In Florida, the state can prove possession in one of two ways. The most obvious involves actual possession. For instance, marijuana found in a person’s hand or pocket would constitute actual possession of marijuana. However, even when a person is not in actual possession of drugs, the state can still prove possession of the drugs under certain circumstances. This other situation involves constructive possession of drugs. For instance, if the police search a person’s house and find a bag of cocaine on that person’s dresser right next to his bed, along with other items belonging to him in room belonging to him where he is the only occupant of the room at the time, that may be sufficient to prove a case of constructive possession of cocaine.
In order to prove constructive possession of drugs, the state needs to prove that the suspect knew the drugs were present and had some sort control over the drugs. For instance, if you go to a party with hundreds of people, you are standing in the kitchen by yourself next to the closed refrigerator and the police come and find a bag of marijuana in that refrigerator, they cannot convict you of possession of marijuana without proof that you knew the marijuana was in the refrigerator and you had some sort of control over it, i.e. you put it there or used some of it.
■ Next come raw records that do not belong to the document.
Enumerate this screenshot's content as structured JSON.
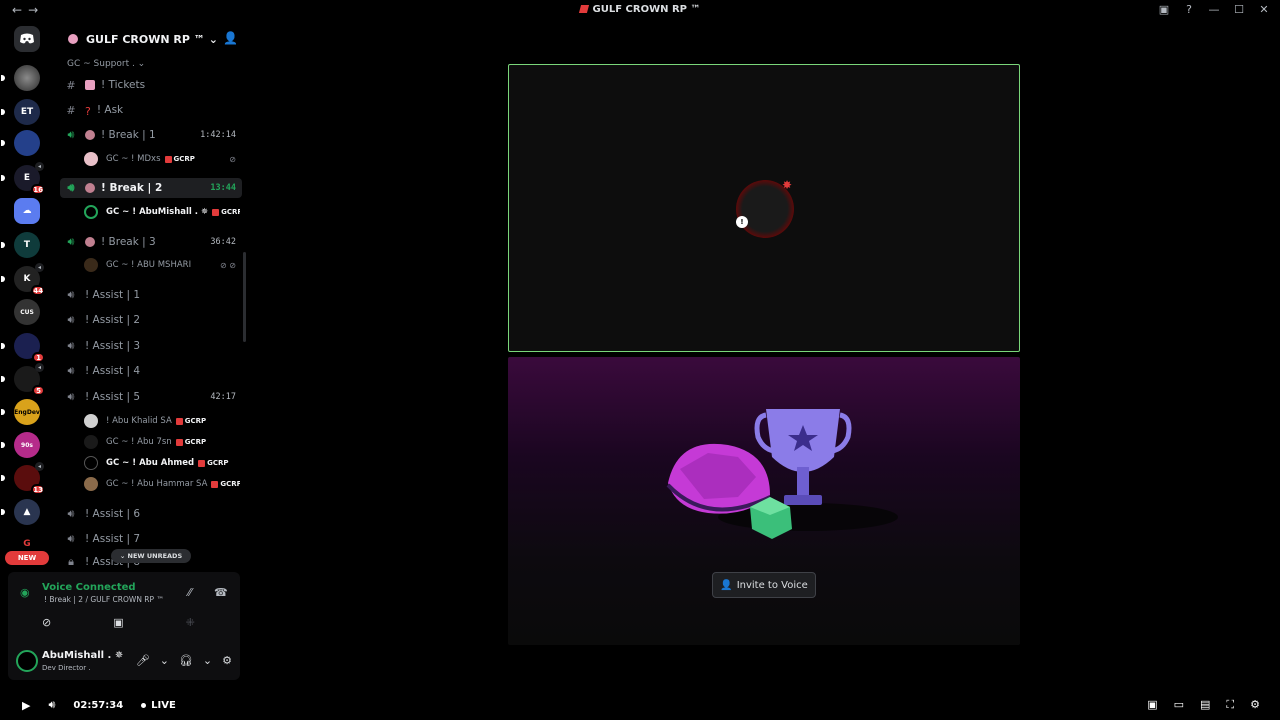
{
  "titlebar": {
    "nav_back": "←",
    "nav_forward": "→",
    "title": "GULF CROWN RP ™",
    "screen_icon": "▣",
    "help_icon": "?",
    "minimize": "—",
    "maximize": "☐",
    "close": "✕"
  },
  "servers": {
    "badges": [
      "16",
      "44",
      "1",
      "5",
      "13"
    ],
    "new_label": "NEW"
  },
  "guild": {
    "name": "GULF CROWN RP ™",
    "chevron": "⌄",
    "category": "GC ~ Support . ⌄"
  },
  "channels": [
    {
      "name": "! Tickets",
      "type": "text"
    },
    {
      "name": "! Ask",
      "type": "text"
    },
    {
      "name": "! Break | 1",
      "type": "voice",
      "timer": "1:42:14"
    },
    {
      "name": "! Break | 2",
      "type": "voice",
      "timer": "13:44"
    },
    {
      "name": "! Break | 3",
      "type": "voice",
      "timer": "36:42"
    },
    {
      "name": "! Assist | 1",
      "type": "voice"
    },
    {
      "name": "! Assist | 2",
      "type": "voice"
    },
    {
      "name": "! Assist | 3",
      "type": "voice"
    },
    {
      "name": "! Assist | 4",
      "type": "voice"
    },
    {
      "name": "! Assist | 5",
      "type": "voice",
      "timer": "42:17"
    },
    {
      "name": "! Assist | 6",
      "type": "voice"
    },
    {
      "name": "! Assist | 7",
      "type": "voice"
    },
    {
      "name": "! Assist | 8",
      "type": "locked"
    }
  ],
  "users": [
    {
      "name": "GC ~ ! MDxs",
      "tag": "GCRP"
    },
    {
      "name": "GC ~ ! AbuMishall . ✵",
      "tag": "GCRP"
    },
    {
      "name": "GC ~ ! ABU MSHARI",
      "tag": ""
    },
    {
      "name": "! Abu Khalid SA",
      "tag": "GCRP"
    },
    {
      "name": "GC ~ ! Abu 7sn",
      "tag": "GCRP"
    },
    {
      "name": "GC ~ ! Abu Ahmed",
      "tag": "GCRP"
    },
    {
      "name": "GC ~ ! Abu Hammar SA",
      "tag": "GCRP"
    }
  ],
  "new_unreads": "⌄ NEW UNREADS",
  "voice": {
    "status": "Voice Connected",
    "location": "! Break | 2 / GULF CROWN RP ™"
  },
  "me": {
    "name": "AbuMishall . ✵",
    "status": "Dev Director ."
  },
  "stage": {
    "invite_label": "Invite to Voice"
  },
  "player": {
    "time": "02:57:34",
    "live": "LIVE"
  },
  "colors": {
    "accent_green": "#23a55a",
    "danger_red": "#e23b3b",
    "stage_border": "#7ad67a"
  }
}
You may have been the closest to the marijuana, but that is just one potentially relevant factor. Without evidence that you knew the marijuana was present and had some significant connection to it, that marijuana cannot be attributed to you in a criminal case.
In a recent criminal case near Jacksonville, Florida, the police pulled a car over for speeding. The police obtained consent to search the car and found a suitcase containing marijuana in the trunk of the vehicle. The police then arrested the driver for trafficking in cannabis/marijuana. There was also a passenger in the vehicle who had the keys to the vehicle prior to the driver.
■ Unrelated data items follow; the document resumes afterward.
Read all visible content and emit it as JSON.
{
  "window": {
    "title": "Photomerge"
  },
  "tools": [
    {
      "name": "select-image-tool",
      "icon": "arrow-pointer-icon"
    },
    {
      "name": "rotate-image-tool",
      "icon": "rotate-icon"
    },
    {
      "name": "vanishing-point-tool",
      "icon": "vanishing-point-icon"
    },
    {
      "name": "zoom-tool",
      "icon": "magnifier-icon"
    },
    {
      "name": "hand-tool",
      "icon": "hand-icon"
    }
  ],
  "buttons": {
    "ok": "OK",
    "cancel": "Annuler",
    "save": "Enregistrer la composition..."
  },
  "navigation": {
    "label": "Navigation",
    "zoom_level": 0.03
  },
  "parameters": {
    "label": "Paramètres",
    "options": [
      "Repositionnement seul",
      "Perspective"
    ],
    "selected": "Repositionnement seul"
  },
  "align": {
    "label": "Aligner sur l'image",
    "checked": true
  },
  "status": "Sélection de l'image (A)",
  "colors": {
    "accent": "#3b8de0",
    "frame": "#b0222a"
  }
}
The trafficking in marijuana case was ultimately thrown out because the state could not prove the driver was in constructive possession of the suitcase containing the marijuana. The police could not get any fingerprints from the suitcase or the marijuana wrapping. Nothing belonging to the driver was found in the suitcase with the marijuana. The driver did not make any statements admitting to possessing, or even knowing about, the marijuana in the trunk. As a result, there was not enough evidence that the driver knew the marijuana was in the suitcase in the trunk or that the driver had sufficient control over that marijuana.
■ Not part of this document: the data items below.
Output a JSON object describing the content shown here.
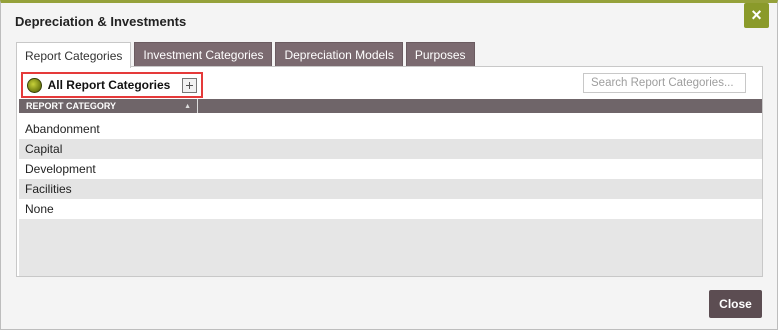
{
  "dialog": {
    "title": "Depreciation & Investments",
    "close_icon": "×",
    "close_label": "Close"
  },
  "tabs": [
    {
      "label": "Report Categories",
      "active": true
    },
    {
      "label": "Investment Categories",
      "active": false
    },
    {
      "label": "Depreciation Models",
      "active": false
    },
    {
      "label": "Purposes",
      "active": false
    }
  ],
  "toolbar": {
    "title": "All Report Categories",
    "icons": [
      "globe-icon",
      "add-icon"
    ]
  },
  "search": {
    "placeholder": "Search Report Categories..."
  },
  "grid": {
    "column_header": "REPORT CATEGORY",
    "sort_indicator": "▲",
    "rows": [
      "Abandonment",
      "Capital",
      "Development",
      "Facilities",
      "None"
    ]
  },
  "colors": {
    "accent": "#8a9a2a",
    "tab_bg": "#7b6a70",
    "header_bg": "#6f6569",
    "button_bg": "#5c4d52",
    "highlight_border": "#e53a3a"
  }
}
However, one way the police frequently get around this constructive possession problem is to ask the driver, or anyone else in the vehicle, to whom the marijuana or other drugs belong. This question may come with a threat to arrest everyone involved if no one answers or a promise to go easy on anyone who does answer. When asked this question, keep in mind that you have a right to remain silent and one of the most common ways the police and the state get the missing evidence they need to prove drug possession in these kinds of cases is when the suspect, for whatever reason, admits to ownership, or at least knowledge, of the illegal drugs.